アイドルソングの感想・レビュー、ライブレポ。

最大風速で愛を:東京パフォーマンスドール「DREAMIN'」レビュー

 東京パフォーマンスドール(TPD)の3rdシングル『DREAMIN'』を最近よく聴いています。先日オリコンウィークリーチャート3位と話題にもなりました。新生TPDになってからの楽曲ではダントツ1番好みです。

 『DREAMIN'』の編曲は江口亮さん。1stシングル『BRAND NEW STORY』、2ndシングル『DREAM TRIGGER』に続いて3作目となります。個人的に江口亮さんというとSchool Food Punishmentの印象が強く、江口亮さんの音楽の特徴をひと言で言うならば「頭良さそう」なイメージです。バンドサウンドも打ち込みもストリングスもコーラスも方法を問わず、新しい音、懐かしい音、色んな種類の音がタイミングよく聞こえる音楽体験をさせてくれます。組み合わせの面白さと意外性、1曲の中での変化の仕方など、奥行きと深みがある作品が多く、「ここでこんな音が鳴っているのか」というような発見が聞くたびにあります。そうした楽曲から江口亮さんの発想力や勘の良さを感じて「頭良さそう」なイメージを持ち、聞いているうちに音楽の新しい楽しさを教えてもらっているような気持ちになるのでした。

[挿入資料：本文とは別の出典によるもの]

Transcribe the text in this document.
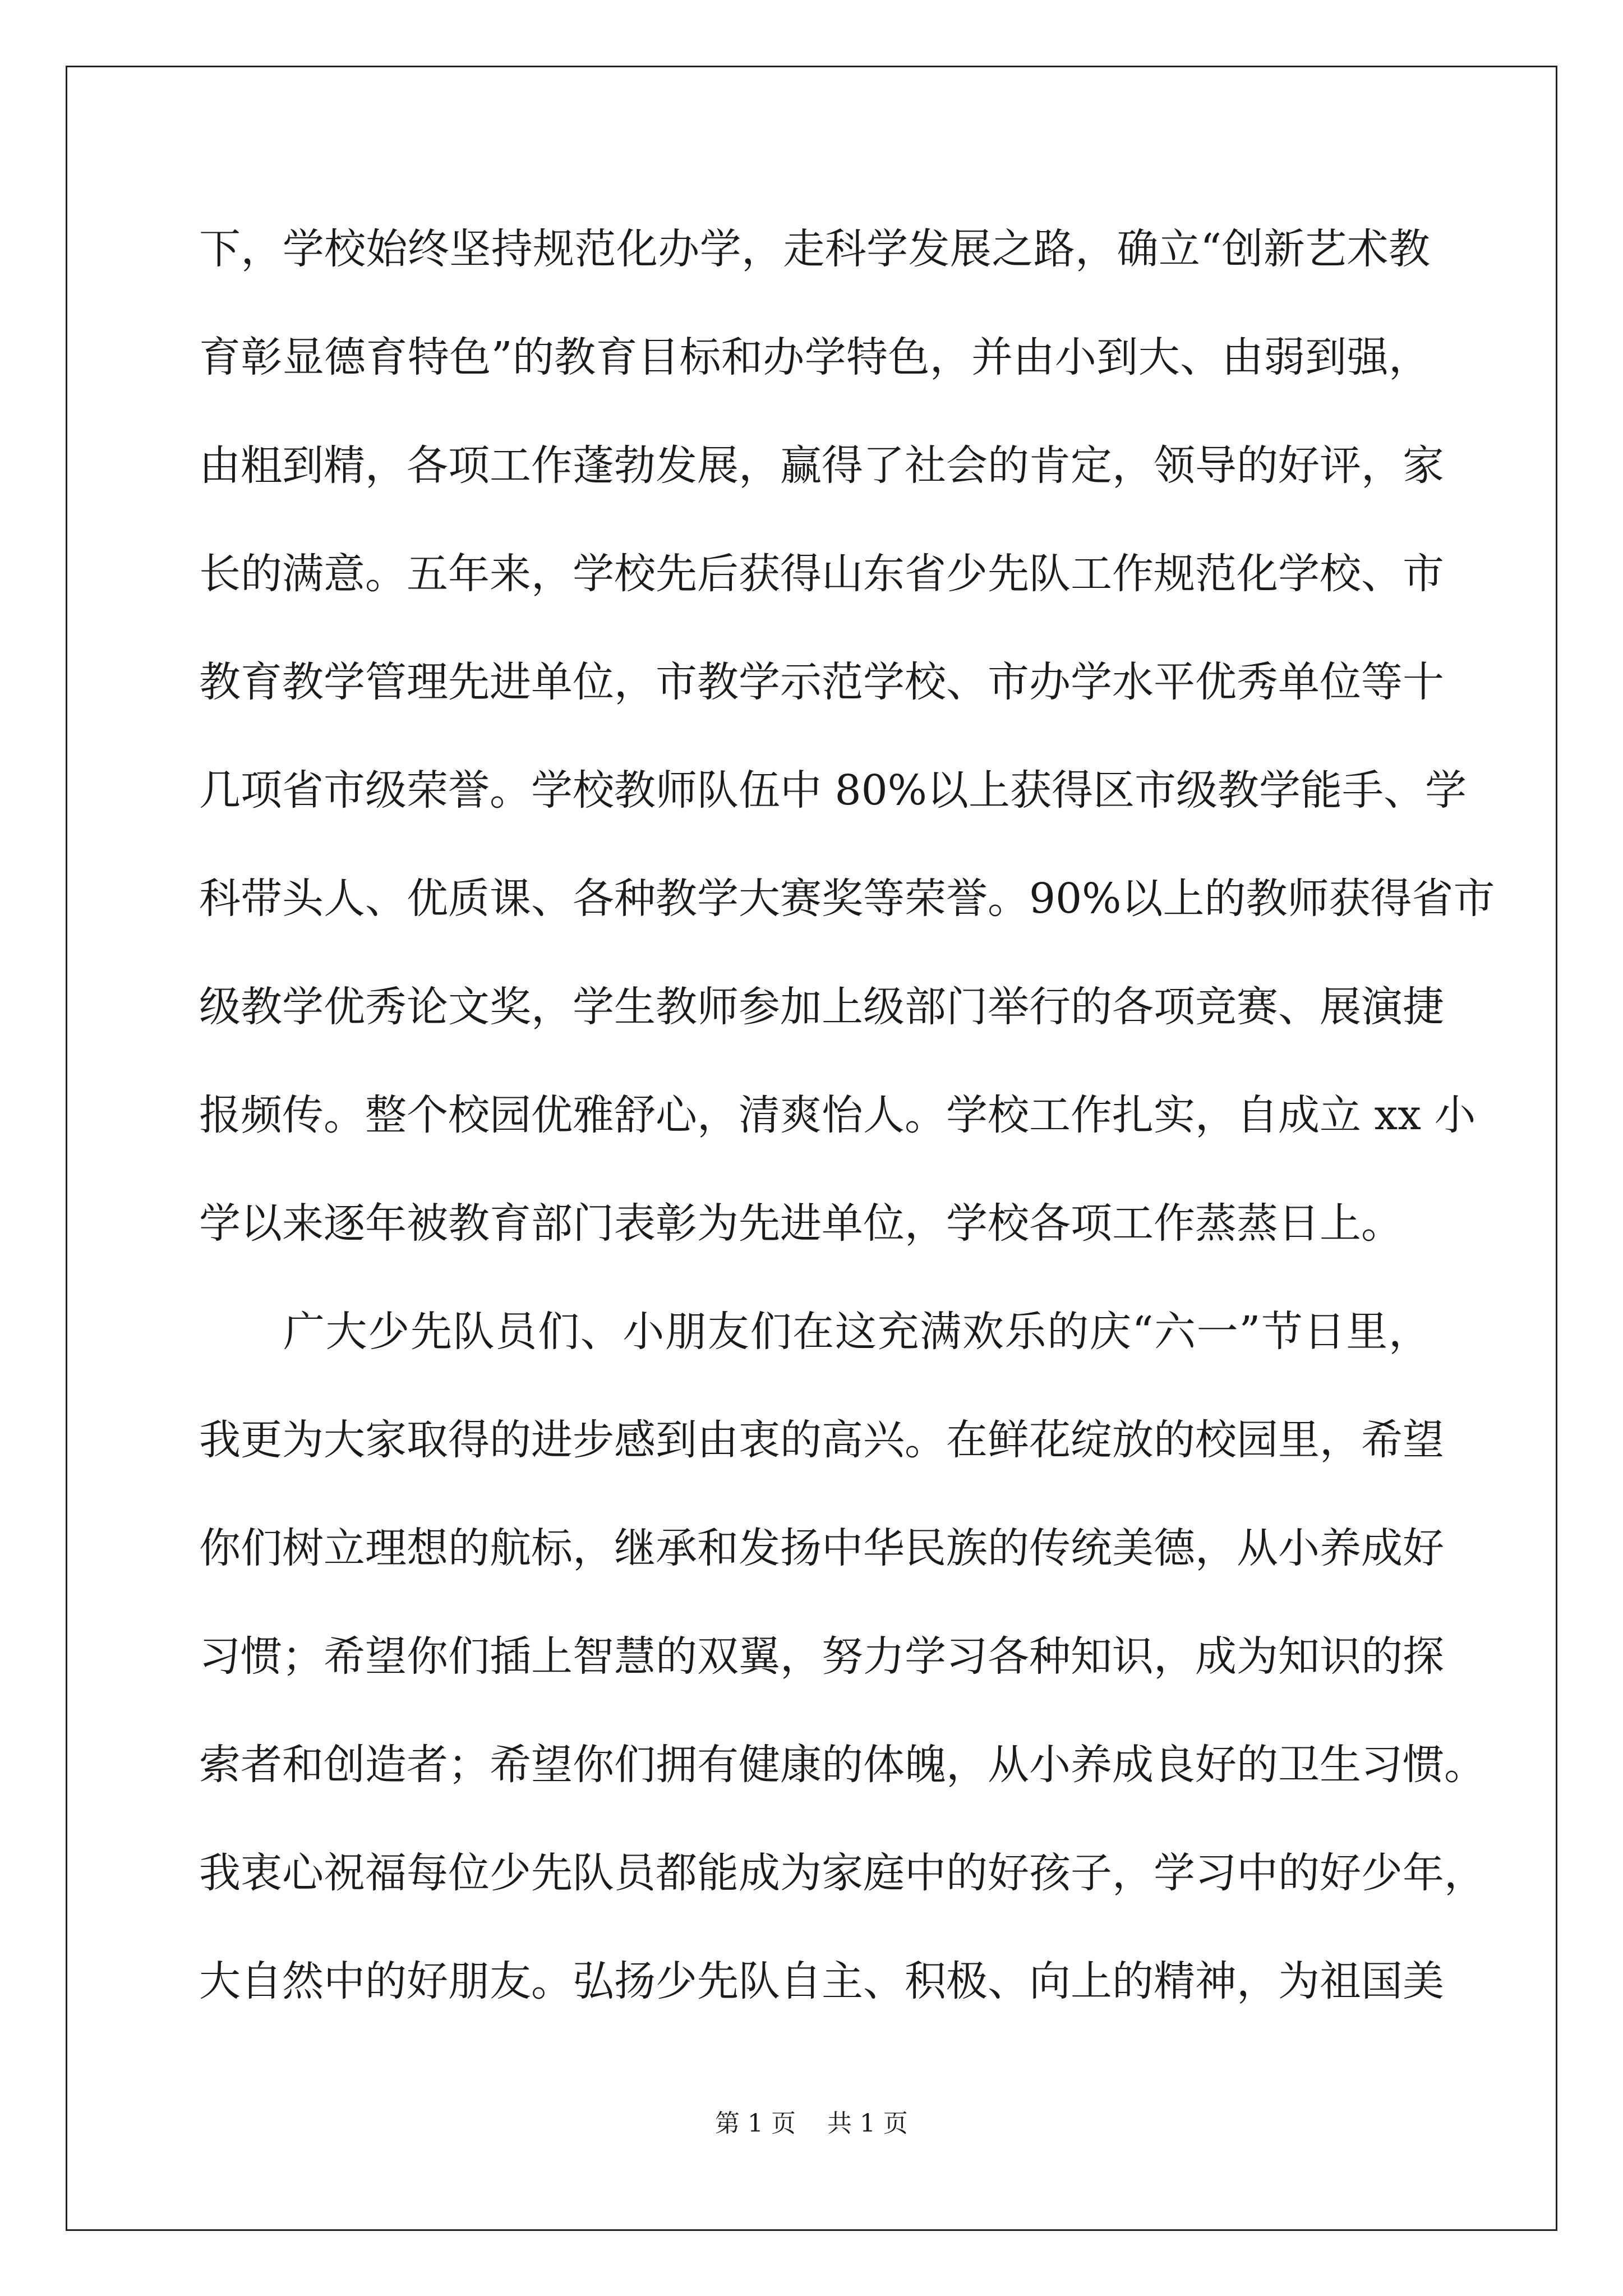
下，学校始终坚持规范化办学，走科学发展之路，确立“创新艺术教
育彰显德育特色”的教育目标和办学特色，并由小到大、由弱到强，
由粗到精，各项工作蓬勃发展，赢得了社会的肯定，领导的好评，家
长的满意。五年来，学校先后获得山东省少先队工作规范化学校、市
教育教学管理先进单位，市教学示范学校、市办学水平优秀单位等十
几项省市级荣誉。学校教师队伍中 80%以上获得区市级教学能手、学
科带头人、优质课、各种教学大赛奖等荣誉。90%以上的教师获得省市
级教学优秀论文奖，学生教师参加上级部门举行的各项竞赛、展演捷
报频传。整个校园优雅舒心，清爽怡人。学校工作扎实，自成立 xx 小
学以来逐年被教育部门表彰为先进单位，学校各项工作蒸蒸日上。
广大少先队员们、小朋友们在这充满欢乐的庆“六一”节日里，
我更为大家取得的进步感到由衷的高兴。在鲜花绽放的校园里，希望
你们树立理想的航标，继承和发扬中华民族的传统美德，从小养成好
习惯；希望你们插上智慧的双翼，努力学习各种知识，成为知识的探
索者和创造者；希望你们拥有健康的体魄，从小养成良好的卫生习惯。
我衷心祝福每位少先队员都能成为家庭中的好孩子，学习中的好少年，
大自然中的好朋友。弘扬少先队自主、积极、向上的精神，为祖国美
第 1 页    共 1 页
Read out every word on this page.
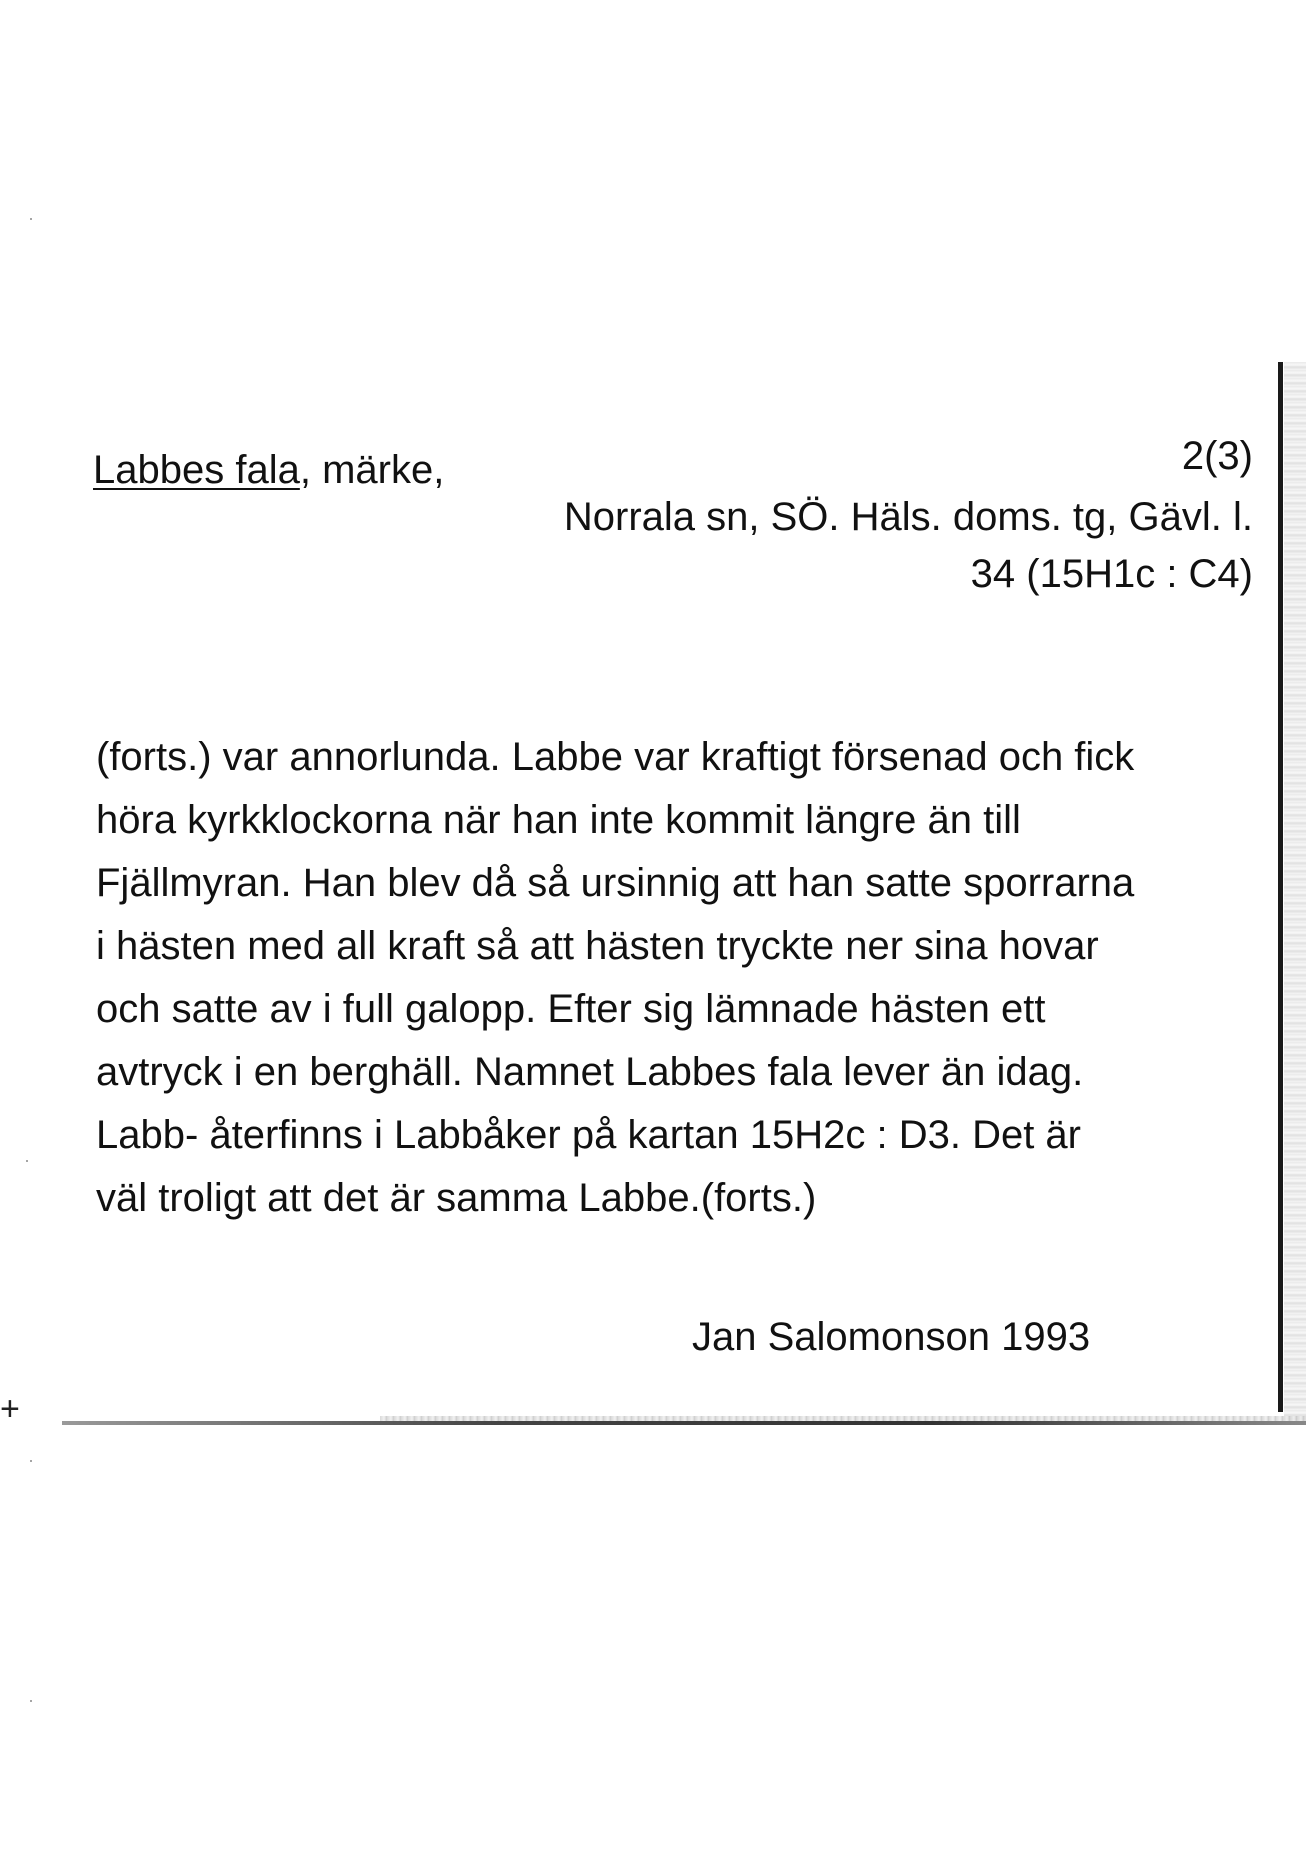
Labbes fala, märke,	2(3)
Norrala sn, SÖ. Häls. doms. tg, Gävl. l.
34 (15H1c : C4)
(forts.) var annorlunda. Labbe var kraftigt försenad och fick
höra kyrkklockorna när han inte kommit längre än till
Fjällmyran. Han blev då så ursinnig att han satte sporrarna
i hästen med all kraft så att hästen tryckte ner sina hovar
och satte av i full galopp. Efter sig lämnade hästen ett
avtryck i en berghäll. Namnet Labbes fala lever än idag.
Labb- återfinns i Labbåker på kartan 15H2c : D3. Det är
väl troligt att det är samma Labbe.(forts.)
Jan Salomonson 1993
+
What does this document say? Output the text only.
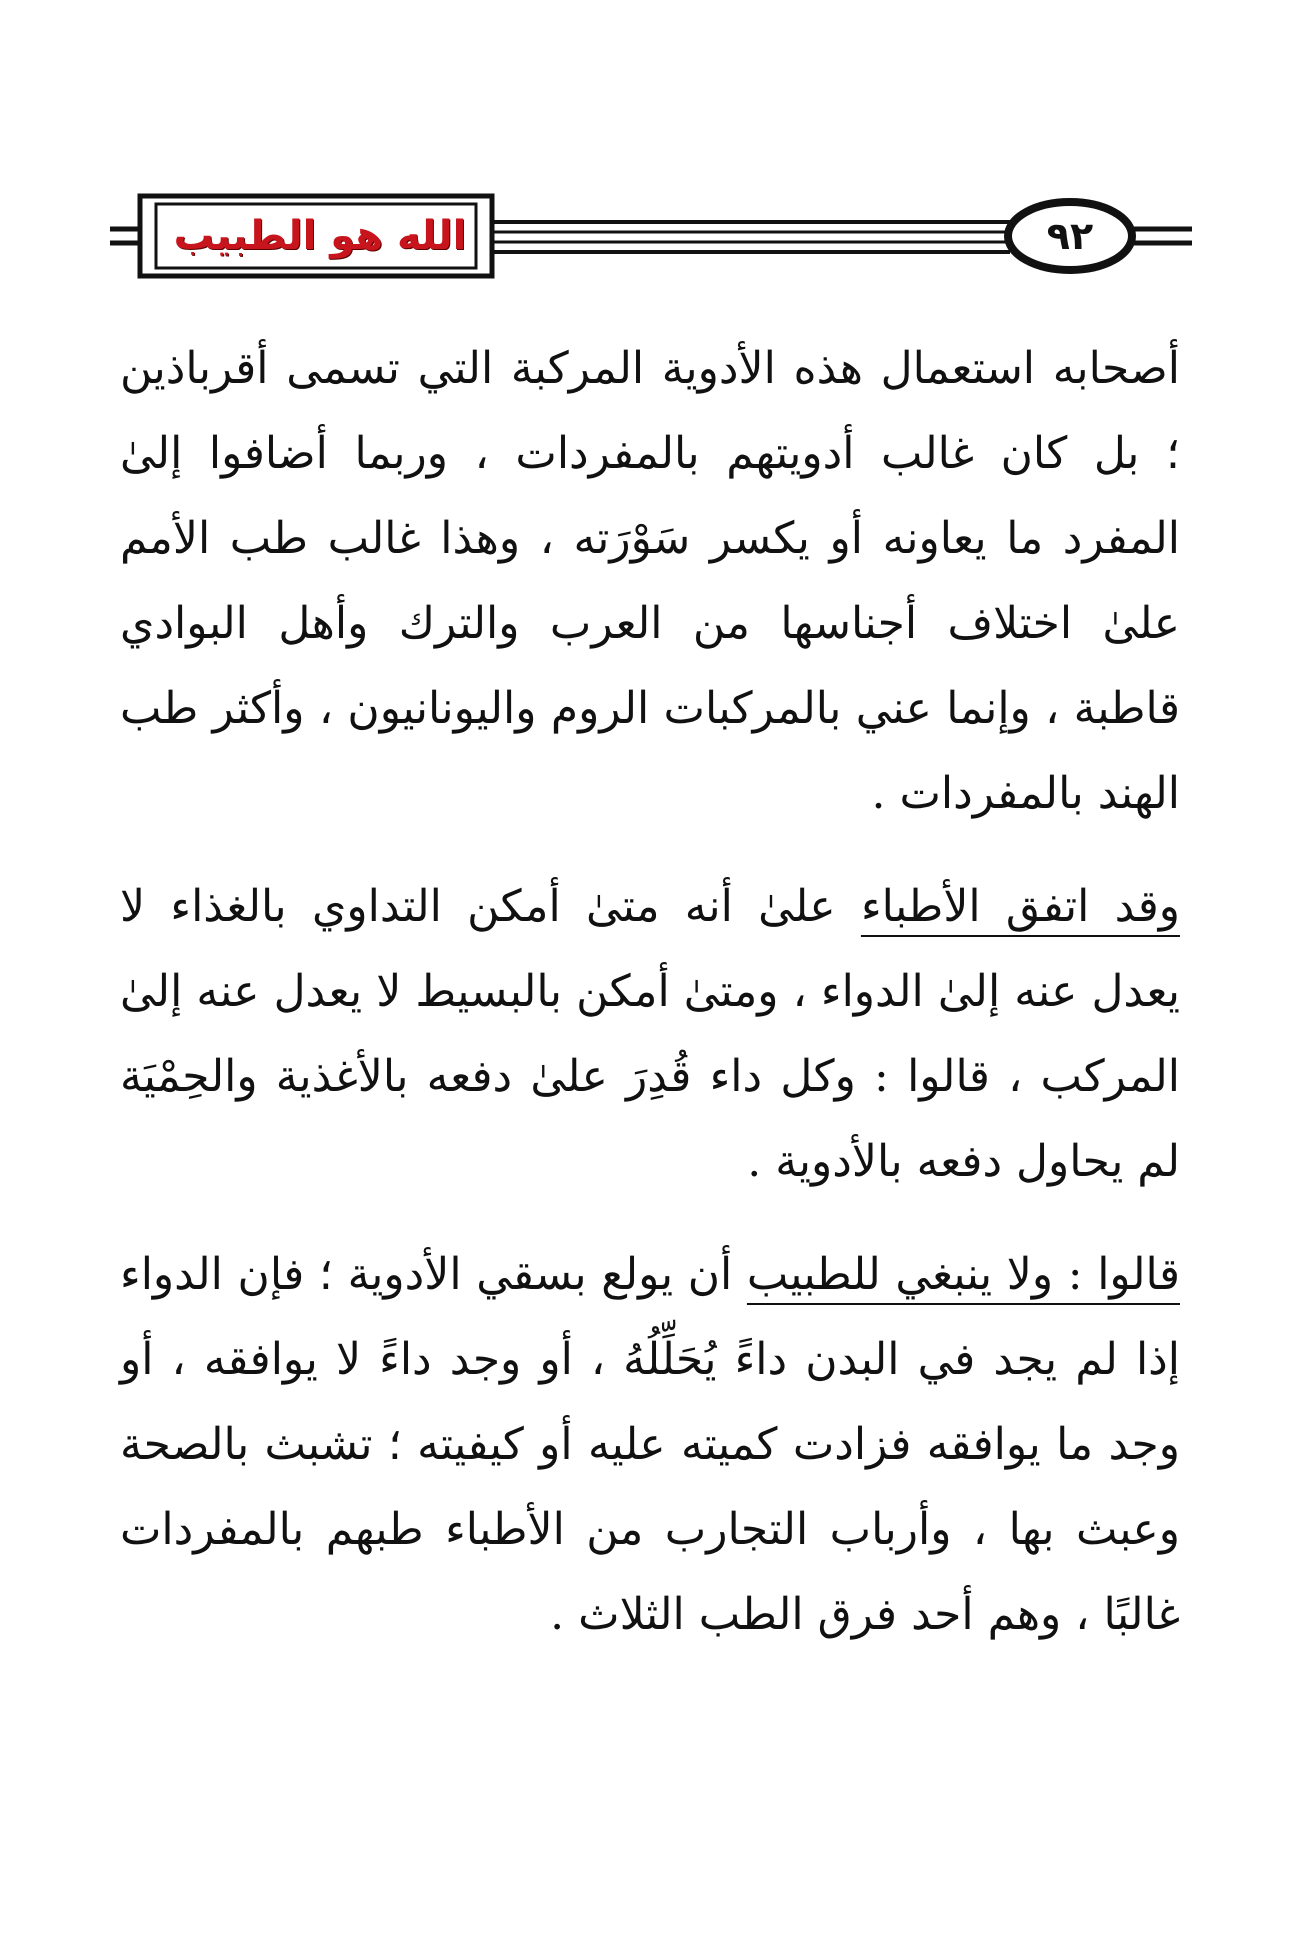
الله هو الطبيب	٩٢

أصحابه استعمال هذه الأدوية المركبة التي تسمى أقرباذين ؛ بل كان غالب أدويتهم بالمفردات ، وربما أضافوا إلىٰ المفرد ما يعاونه أو يكسر سَوْرَته ، وهذا غالب طب الأمم علىٰ اختلاف أجناسها من العرب والترك وأهل البوادي قاطبة ، وإنما عني بالمركبات الروم واليونانيون ، وأكثر طب الهند بالمفردات .

وقد اتفق الأطباء علىٰ أنه متىٰ أمكن التداوي بالغذاء لا يعدل عنه إلىٰ الدواء ، ومتىٰ أمكن بالبسيط لا يعدل عنه إلىٰ المركب ، قالوا : وكل داء قُدِرَ علىٰ دفعه بالأغذية والحِمْيَة لم يحاول دفعه بالأدوية .

قالوا : ولا ينبغي للطبيب أن يولع بسقي الأدوية ؛ فإن الدواء إذا لم يجد في البدن داءً يُحَلِّلُهُ ، أو وجد داءً لا يوافقه ، أو وجد ما يوافقه فزادت كميته عليه أو كيفيته ؛ تشبث بالصحة وعبث بها ، وأرباب التجارب من الأطباء طبهم بالمفردات غالبًا ، وهم أحد فرق الطب الثلاث .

 『BRAND NEW STORY』はダンスミュージック、『DREAM TRIGGER』はロック。どちらもジャンルの枠を守りつつ、枠の中で今のTPDにしか伝えられない魅力を感じさせてくれる楽しい楽曲でした。では、『DREAMIN'』はどうでしょう。ダンスミュージックの素養が強い楽曲ですがピアノやシンセサイザー、ストリングスが全面に出ているエモーショナルな楽曲です。十代の女の子の等身大を感じることができ、過去2曲以上にTPDというグループのあり方に寄り添っているように思えます。
 なんでも、『DREAMIN'』は新生TPD初期からライブで歌われ続けてきた楽曲だとか。そう聞くとほとんどのライブに行っていないことを悔しいと思ってしまいますが、この曲が観客の心に響き、TPD自身にとっても大切であることは想像できます。「DAY×DAY そう STEP×STEP」この言葉からはじまる歌詞のあらゆる場所が意味を持っていて、現在進行形なTPDのドラマとリンクしていると考えながら聞くだけでも、『DREAMIN'』のこと、TPDのことをもっと好きになりそうです。